[WIP] Add OmDet-Turbo
What does this PR do?
This PR adds support for OmDet-Turbo, an open-vocabulary detection model from Om Research Lab.
Who can review?
@amyeroberts @qubvel
The docs for this PR live here. All of your documentation changes will be reflected on that endpoint. The docs are available until 30 days after the last update.
Hey @amyeroberts @qubvel ! I think this PR is ready for a first review. What's missing for now is adding/modifying tests (current ones are for Grounding Dino and not adapted to this model). Short-terms TODOs left:
- Tests
- Docs, examples and some docstrings left to modify
Longer-terms TODOs:
- Add support for training
Hi @amyeroberts and @qubvel! When you have some time, could you please take another look at this PR? I've resolved your previous remarks and left the ones where I had questions open.
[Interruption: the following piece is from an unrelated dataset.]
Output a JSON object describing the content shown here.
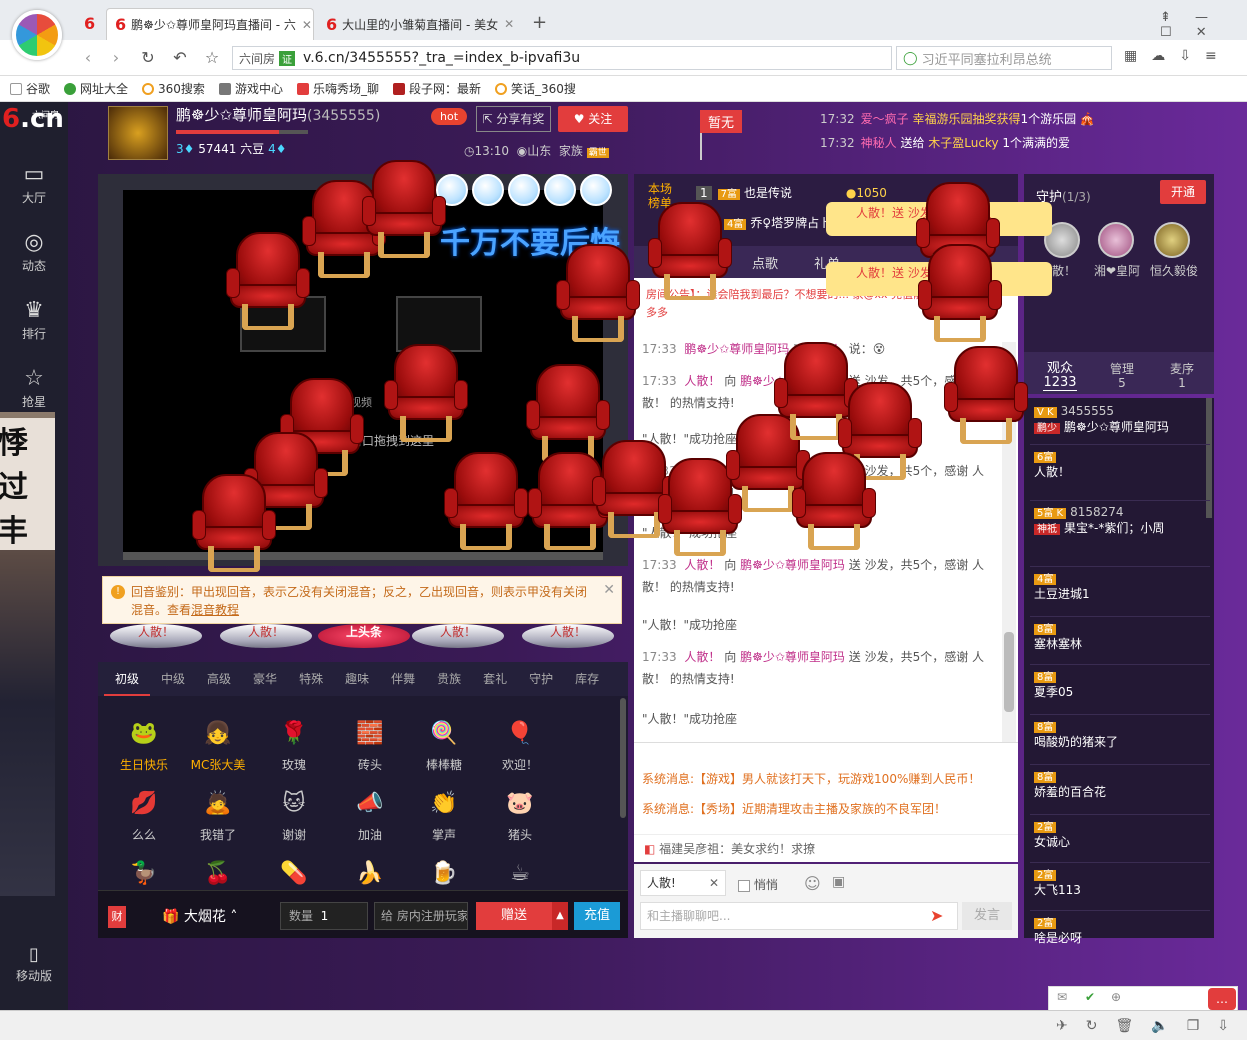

All the files I've modified are ready for review. I've commented out the modeling tests I haven't addressed yet (there's only one end-to-end integration test for now), but the processor tests are ready for review.
I'd like to highlight a significant issue: the OmDetTurboMultiheadAttention in the OmDetTurboEncoderLayer module. It reproduces the original model's behavior, but this one appears to be incorrectly implemented for batch inference. This issue makes the whole model unusable for batch inference if we want to use the original model weights and be consistent with the original model outputs.
Thanks in advance!
Thanks for the review @qubvel ! For the OmdetTurboModel, the task specific part of the model starts at the very beginning of the decoder, where there are two heads defined, one for the object detection scores and the other for the bboxes coordinates. So it is quite difficult to define a non task-specific OmdetTurboModel. It wouldn't be the first model not to have a FooModel, for example LLaVaNext doesn't have one either, maybe for the same reason?
@amyeroberts if you think not having OmdetTurboModel is ok, I think this should be ready for you to review! Sorry I probably pinged you for a final review too early before, but I'm hopeful it's better this time :)